Mesmo os não-psicopatas podem fazer coisas más por causa de efeitos neurais, psicológicos e ambientais. Pensar pode deixar de produzir bons julgamentos morais quando as pessoas esquecem valores relevantes que devem contribuir para o processamento da coerência emocional. Os déficits de empatia podem resultar de estresse, fadiga ou álcool, contribuindo para a negligência das necessidades dos outros. Homens com alta testosterona ou baixa oxitocina podem estar mais inclinados a comportamentos violentos. Os estresses ambientais, como falta de comida, água e sono, podem levar a julgamentos emocionais defeituosos através de cálculos de coerência limitados.

Além disso, as pessoas comuns são adeptas de dar justificativas auto-suficientes para por que suas ações não são imorais, uma espécie de inferência motivada. Os sentimentos de culpa podem ser resistidos inventando histórias sobre como as situações são ambíguas, as ações têm conseqüências complexas e outras pessoas são pior. Por exemplo, políticos corruptos podem se convencer de que eles realmente estão fazendo o melhor que podem.

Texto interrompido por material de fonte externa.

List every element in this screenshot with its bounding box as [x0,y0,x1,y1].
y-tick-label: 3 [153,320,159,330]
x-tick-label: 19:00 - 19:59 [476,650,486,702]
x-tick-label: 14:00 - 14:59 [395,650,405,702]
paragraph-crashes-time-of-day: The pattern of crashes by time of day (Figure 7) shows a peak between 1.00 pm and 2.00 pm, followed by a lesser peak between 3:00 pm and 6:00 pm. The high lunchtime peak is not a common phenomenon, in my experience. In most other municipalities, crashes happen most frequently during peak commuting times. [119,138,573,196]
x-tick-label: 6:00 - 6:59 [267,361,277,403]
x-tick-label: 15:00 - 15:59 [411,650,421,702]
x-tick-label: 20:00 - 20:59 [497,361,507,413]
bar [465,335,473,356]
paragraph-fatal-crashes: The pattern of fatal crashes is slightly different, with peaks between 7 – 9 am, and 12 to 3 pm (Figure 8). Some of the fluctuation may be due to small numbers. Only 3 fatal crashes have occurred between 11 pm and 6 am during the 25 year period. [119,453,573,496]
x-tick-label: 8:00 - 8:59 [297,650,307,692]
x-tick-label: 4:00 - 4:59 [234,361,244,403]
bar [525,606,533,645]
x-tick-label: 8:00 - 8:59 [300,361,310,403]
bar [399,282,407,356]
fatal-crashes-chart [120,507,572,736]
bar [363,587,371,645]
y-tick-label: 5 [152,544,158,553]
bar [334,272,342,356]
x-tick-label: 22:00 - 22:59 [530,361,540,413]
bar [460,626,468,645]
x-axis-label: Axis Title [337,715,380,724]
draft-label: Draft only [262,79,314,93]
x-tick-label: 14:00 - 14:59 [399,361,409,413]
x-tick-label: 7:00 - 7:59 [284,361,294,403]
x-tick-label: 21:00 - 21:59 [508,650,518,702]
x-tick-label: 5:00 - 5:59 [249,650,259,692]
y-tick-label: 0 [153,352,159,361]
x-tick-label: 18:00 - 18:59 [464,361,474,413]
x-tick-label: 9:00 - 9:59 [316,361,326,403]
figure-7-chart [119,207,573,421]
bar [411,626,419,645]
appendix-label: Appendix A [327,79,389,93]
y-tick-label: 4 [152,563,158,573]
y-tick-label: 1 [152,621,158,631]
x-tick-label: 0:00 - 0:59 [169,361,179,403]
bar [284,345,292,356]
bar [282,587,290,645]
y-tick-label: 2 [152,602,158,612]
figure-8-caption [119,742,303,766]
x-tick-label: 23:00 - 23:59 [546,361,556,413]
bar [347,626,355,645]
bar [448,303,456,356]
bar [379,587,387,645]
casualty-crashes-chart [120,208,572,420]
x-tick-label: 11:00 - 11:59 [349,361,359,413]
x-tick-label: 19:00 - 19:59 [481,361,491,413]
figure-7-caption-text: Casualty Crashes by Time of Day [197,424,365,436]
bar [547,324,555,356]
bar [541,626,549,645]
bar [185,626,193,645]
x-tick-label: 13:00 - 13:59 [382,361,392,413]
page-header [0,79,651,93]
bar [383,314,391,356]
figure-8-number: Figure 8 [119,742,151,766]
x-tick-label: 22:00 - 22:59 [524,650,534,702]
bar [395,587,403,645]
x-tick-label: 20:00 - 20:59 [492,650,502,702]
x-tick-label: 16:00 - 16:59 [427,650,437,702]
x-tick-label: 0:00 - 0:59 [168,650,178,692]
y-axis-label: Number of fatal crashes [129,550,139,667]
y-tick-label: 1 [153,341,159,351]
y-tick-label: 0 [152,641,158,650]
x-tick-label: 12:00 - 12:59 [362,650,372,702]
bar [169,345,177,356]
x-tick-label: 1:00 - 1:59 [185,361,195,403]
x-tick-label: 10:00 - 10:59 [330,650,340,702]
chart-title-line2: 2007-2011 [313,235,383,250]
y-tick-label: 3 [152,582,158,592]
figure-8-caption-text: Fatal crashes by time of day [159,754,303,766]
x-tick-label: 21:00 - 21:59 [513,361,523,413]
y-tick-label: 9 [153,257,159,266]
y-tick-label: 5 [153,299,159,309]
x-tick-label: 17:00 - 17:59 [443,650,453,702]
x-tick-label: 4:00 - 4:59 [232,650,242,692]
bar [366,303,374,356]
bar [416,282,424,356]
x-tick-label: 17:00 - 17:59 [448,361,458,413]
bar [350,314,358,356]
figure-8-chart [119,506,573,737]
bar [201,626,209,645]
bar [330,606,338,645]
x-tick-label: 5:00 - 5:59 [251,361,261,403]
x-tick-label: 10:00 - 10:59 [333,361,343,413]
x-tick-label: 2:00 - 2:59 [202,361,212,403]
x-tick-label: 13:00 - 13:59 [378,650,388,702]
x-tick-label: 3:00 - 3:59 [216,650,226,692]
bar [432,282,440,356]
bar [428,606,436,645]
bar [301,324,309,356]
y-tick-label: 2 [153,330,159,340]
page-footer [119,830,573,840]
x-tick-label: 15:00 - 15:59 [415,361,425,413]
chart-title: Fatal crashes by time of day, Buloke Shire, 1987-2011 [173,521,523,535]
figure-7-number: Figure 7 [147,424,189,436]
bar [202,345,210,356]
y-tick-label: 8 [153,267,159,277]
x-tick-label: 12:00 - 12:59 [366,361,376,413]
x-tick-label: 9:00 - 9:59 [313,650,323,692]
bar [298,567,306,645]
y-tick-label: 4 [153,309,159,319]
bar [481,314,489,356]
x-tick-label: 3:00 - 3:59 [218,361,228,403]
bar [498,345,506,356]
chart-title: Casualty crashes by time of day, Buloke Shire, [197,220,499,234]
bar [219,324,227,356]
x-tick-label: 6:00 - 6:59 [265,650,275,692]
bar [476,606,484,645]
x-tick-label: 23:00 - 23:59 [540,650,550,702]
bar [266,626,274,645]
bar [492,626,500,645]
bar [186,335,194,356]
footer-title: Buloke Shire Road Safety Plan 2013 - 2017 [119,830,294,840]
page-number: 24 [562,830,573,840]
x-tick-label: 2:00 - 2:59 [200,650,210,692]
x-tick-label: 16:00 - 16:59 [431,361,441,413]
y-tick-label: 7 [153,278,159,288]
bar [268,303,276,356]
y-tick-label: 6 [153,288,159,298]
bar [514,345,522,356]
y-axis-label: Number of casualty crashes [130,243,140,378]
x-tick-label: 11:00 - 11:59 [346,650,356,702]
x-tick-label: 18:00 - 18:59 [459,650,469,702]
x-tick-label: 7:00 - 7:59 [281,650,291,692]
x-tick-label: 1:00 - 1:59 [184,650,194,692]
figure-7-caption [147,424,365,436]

As ações do mal também podem ter causas sociais. Os estados mentais dos povos são intensamente influenciados pela comunicação emocional dos outros, e os grupos podem acabar envolvendo comportamentos mais arriscados do que os indivíduos normalmente fariam por conta própria. As figuras da autoridade que dão ordens podem produzir comportamentos em pessoas que consideram inapropriadas, como nos famosos experimentos de Milgram onde os participantes concordaram em dar choques elétricos intensos aos alunos.

Assim, mesmo sem problemas específicos, como a pedofilia e a psicopatia, os comportamentos do mal podem resultar de quebras em mecanismos moleculares (álcool), mecanismos neurais (demência frontotemporal), mecanismos psicológicos (controle de impulsos pobres) e mecanismos sociais (influência de pares).